The biggest story in the forex market yesterday was the decline in EUR/USD. The currency pair dropped to its weakest level in 7 on growing expectations for ECB easing. Confidence in the Eurozone economy is shaken by the Paris attacks and investors are expressing their concerns about the region’s economy through its currency. In the past month EUR/USD has lost more than 7% of its value and after the attacks in Paris, it could be vulnerable to another 5% decline. Today’s move took EUR/USD beyond its previous multi-month low 1.0674 and as indicated in the chart below, there is no support for the currency pair until 1.0520, the April low. We know that there will be significant support at 1.05 and 1.0460, the 12 year low but beyond that, there is no major support until parity. The forces driving the EUR/USD lower are fundamentally significant and unless these drivers change, the path of least resistance for the pair will be lower. This requires the ECB to move forward with easing monetary policy next month and the Fed to raise interest rates. At this stage, ECB easing is almost certain but we still do not know if the Fed will proceed with a rate hike. France is the second largest economy in the Eurozone and the attacks will have a significant impact on economic confidence, trade and tourism activity. In recent months, France’s economy returned to growth as Germany was slowing but now with the two regional powerhouses both experiencing troubles, the ECB will have no choice but to act.
In contrast the dollar’s broad based gains and the relatively benign move in Treasuries today suggests that investors haven’t given up on the Fed. Even after the disappointing industrial production and NAHB housing market reports, the market believes that the Fed could still raise interest rates. Inflation is a big part of the argument. According to this morning’s consumer price report, inflation is on the rise. Between that and the recovery in labor data, the U.S. central bank could still move forward with policy normalization. We don’t expect tomorrow’s FOMC minutes to pose much threat to the greenback. In fact it should help more than it hurts the U.S. dollar because when they last met, the Fed sounded eager to tighten despite weaker data. Yet with ISIS’ threats, it is still an evolving situation. If there is another attack and capital markets freeze up then a hike is off the table. The most important thing to do right now is to listen to Fed speak. Many policymakers are scheduled to speak this week and the uncertainty about Fed policy makes it extremely important to watch for any changes in views.

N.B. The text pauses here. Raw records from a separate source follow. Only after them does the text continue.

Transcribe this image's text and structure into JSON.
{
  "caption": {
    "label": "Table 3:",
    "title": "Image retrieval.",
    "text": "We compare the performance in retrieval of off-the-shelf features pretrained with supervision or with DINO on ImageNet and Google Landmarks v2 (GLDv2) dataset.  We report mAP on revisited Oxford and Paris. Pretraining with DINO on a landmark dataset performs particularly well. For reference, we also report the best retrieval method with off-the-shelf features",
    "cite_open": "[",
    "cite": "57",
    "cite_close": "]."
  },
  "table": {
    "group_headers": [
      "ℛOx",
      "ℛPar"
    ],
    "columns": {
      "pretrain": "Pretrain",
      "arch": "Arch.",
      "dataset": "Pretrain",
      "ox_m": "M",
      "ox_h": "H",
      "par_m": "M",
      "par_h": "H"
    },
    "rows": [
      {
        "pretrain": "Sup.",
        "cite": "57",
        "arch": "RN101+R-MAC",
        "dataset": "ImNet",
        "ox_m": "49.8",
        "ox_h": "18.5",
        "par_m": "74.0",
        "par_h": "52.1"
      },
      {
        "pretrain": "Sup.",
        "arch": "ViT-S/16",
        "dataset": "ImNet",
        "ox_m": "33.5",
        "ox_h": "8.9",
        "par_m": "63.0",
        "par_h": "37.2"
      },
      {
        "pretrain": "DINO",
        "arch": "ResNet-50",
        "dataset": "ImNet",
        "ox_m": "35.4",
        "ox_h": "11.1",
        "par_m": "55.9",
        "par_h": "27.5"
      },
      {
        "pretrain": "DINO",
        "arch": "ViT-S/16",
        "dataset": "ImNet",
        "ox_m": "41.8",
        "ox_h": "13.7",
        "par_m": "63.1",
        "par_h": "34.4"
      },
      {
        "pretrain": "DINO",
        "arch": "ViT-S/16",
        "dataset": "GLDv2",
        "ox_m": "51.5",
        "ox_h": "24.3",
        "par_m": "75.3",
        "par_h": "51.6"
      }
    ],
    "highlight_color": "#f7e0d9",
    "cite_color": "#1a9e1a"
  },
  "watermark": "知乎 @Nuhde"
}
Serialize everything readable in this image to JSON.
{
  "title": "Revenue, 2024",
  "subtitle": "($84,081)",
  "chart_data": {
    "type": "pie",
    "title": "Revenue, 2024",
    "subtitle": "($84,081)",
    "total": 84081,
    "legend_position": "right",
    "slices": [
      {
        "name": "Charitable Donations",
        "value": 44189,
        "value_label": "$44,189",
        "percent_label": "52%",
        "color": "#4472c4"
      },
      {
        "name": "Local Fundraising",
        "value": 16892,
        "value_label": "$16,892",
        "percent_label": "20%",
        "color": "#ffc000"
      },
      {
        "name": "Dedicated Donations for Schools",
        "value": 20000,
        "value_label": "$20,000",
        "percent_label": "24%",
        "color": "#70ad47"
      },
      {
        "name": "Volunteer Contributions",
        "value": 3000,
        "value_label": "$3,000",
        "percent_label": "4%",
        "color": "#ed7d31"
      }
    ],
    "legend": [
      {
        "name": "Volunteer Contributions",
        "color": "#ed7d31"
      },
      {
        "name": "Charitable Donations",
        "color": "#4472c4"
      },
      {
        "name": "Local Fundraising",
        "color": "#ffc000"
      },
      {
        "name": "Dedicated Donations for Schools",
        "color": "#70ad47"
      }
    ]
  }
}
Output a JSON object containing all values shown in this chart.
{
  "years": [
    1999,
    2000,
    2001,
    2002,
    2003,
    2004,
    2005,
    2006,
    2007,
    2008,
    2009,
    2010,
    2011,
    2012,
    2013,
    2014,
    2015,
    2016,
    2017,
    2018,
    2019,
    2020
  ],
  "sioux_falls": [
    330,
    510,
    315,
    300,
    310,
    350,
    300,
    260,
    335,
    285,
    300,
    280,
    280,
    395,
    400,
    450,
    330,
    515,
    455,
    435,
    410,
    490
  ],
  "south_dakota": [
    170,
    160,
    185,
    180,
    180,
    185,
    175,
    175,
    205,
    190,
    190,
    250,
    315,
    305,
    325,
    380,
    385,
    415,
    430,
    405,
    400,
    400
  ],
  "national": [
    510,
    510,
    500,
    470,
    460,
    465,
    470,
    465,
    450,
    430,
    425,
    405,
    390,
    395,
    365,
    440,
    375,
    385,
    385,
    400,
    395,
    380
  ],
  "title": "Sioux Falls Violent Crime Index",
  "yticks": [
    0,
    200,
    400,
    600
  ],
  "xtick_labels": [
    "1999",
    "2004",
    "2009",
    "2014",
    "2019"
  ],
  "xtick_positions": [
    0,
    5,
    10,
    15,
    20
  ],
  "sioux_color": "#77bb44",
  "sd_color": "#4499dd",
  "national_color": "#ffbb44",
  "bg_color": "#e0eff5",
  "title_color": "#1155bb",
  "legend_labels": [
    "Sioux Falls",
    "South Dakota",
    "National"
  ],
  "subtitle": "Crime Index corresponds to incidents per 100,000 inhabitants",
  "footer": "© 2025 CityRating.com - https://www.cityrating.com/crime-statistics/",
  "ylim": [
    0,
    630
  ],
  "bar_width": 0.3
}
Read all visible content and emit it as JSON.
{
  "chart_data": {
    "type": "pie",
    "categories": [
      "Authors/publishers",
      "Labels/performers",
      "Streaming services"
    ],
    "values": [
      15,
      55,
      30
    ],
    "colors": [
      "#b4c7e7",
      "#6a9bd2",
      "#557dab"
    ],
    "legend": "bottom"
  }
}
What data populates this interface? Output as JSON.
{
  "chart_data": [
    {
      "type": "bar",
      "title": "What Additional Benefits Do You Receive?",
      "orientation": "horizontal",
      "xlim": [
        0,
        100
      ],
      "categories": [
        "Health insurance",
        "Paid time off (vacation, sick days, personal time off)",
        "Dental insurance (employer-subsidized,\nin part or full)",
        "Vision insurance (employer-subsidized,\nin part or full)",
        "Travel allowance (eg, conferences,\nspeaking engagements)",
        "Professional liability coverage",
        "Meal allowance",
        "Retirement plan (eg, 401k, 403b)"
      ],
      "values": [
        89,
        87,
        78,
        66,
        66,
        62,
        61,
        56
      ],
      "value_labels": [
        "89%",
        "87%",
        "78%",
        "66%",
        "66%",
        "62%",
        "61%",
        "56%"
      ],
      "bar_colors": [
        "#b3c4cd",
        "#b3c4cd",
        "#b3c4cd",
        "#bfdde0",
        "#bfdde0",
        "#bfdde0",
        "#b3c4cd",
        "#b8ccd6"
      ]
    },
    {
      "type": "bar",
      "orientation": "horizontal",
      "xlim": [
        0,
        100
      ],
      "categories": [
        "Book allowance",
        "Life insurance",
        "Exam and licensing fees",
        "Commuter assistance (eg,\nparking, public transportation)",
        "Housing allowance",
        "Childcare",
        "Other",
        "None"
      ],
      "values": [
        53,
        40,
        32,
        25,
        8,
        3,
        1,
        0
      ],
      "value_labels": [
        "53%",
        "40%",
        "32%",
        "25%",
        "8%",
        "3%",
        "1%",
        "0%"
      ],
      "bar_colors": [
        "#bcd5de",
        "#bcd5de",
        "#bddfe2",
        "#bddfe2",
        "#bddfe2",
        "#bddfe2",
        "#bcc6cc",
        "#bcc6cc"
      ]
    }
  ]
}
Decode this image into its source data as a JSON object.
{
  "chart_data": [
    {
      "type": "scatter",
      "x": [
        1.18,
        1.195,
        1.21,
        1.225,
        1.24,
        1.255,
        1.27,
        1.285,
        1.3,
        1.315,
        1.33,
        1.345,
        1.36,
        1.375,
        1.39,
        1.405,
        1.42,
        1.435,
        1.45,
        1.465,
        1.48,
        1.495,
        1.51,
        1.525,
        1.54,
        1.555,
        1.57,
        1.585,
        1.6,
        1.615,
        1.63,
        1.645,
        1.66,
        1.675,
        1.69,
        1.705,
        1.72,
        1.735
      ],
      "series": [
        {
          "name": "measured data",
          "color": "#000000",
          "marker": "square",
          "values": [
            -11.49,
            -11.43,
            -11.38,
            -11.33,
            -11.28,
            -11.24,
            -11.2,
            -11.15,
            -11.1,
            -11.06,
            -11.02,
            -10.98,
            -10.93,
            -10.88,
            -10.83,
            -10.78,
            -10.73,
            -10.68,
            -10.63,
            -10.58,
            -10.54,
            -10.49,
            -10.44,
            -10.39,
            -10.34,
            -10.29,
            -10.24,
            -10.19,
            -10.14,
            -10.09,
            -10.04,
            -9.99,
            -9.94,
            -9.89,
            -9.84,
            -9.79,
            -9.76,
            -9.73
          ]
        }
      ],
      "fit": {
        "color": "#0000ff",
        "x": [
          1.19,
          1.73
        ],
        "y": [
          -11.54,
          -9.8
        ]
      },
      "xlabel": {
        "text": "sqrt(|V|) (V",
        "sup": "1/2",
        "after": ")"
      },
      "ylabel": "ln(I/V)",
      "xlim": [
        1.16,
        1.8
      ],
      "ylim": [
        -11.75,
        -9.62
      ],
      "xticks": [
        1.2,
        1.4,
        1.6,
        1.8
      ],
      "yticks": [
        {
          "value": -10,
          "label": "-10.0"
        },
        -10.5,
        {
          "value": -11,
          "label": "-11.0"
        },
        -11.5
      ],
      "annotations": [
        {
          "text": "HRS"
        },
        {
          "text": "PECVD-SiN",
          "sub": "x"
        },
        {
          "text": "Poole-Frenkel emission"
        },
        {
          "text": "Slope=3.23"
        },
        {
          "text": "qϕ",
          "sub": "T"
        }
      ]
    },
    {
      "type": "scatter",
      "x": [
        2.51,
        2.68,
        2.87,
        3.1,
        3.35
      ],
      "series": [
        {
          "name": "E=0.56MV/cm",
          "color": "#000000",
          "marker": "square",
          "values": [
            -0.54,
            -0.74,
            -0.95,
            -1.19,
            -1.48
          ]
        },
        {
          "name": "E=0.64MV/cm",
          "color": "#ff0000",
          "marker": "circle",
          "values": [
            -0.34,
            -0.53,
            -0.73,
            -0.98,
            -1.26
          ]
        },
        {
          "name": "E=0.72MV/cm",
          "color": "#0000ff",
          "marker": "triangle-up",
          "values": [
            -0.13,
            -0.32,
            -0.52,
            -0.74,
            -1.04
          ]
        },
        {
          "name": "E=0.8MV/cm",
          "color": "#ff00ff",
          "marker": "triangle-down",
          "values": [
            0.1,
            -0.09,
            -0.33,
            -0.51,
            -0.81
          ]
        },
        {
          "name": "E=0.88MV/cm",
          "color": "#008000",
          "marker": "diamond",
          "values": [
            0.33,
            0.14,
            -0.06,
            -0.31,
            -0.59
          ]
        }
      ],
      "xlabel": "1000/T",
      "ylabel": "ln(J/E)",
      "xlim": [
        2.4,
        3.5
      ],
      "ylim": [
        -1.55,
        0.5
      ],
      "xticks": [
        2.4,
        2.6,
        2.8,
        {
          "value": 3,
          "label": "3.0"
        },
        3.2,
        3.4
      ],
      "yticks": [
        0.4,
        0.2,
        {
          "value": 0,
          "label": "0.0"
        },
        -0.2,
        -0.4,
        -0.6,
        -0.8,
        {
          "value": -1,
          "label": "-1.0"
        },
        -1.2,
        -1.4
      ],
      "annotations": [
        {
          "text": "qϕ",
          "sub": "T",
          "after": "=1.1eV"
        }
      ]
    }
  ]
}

Sterling has been surprisingly resilient in the face of U.S. dollar strength and this outperformance can be attributed to EUR/GBP selling. The exodus out of euros has not only benefitted the greenback but also the British pound because the Federal Reserve and the Bank of England are the only 2 central banks thinking about raising interest rates. However the BoE is much further away from acting than the Fed. Their Quarterly Inflation Report was extremely dovish even as U.K. data continues to improve. This morning we learned that consumer prices rose 0.1% in the month of October. Of course this increase is nominal and year over year, CPI is still in negative territory. The latest sell-off in EUR/GBP will only make the central bank even less eager to raise interest rates. So while GBP/USD is holding steady for now, it is rolling over and vulnerable to renewed losses.
The New Zealand dollar dropped to a 1 month low today versus the U.S. dollar. Dairy prices declined for the third time in a row by the largest amount since July 2015. The Reserve Bank of New Zealand is not going to be happy with this latest news and expectations for another rate cut should grow. When they last met the RBNZ expressed reservations about the recovery in dairy prices and their caution is now justified. Typically, a drop in dairy prices tends to have continuation and as such we have strong reasons to believe that the New Zealand dollar will continue to fall.
The Australian dollar was the best performing currency today next to the U.S. dollar. What is surprising about the move is that it comes after slightly dovish RBA minutes. According to the Reserve Bank, China, wages and the mining sector remain their primary concerns and low inflation affords scope for further easing. They pointed to stronger employment and consumption but even with this comment, the minutes were hardly hawkish. Nonetheless the market no longer expects the RBA to ease and the lack of surprises in last night’s statement helped to lift the Australian dollar.
USD/CAD traded slightly lower today despite the decline in oil prices. While the currency pair is in striking distance of its September high, we do not expect this level to be broken. There is a significant amount of technical support at $40 a barrel and we believe this support will hold and if we are right, this should help halt the rally in USD/CAD.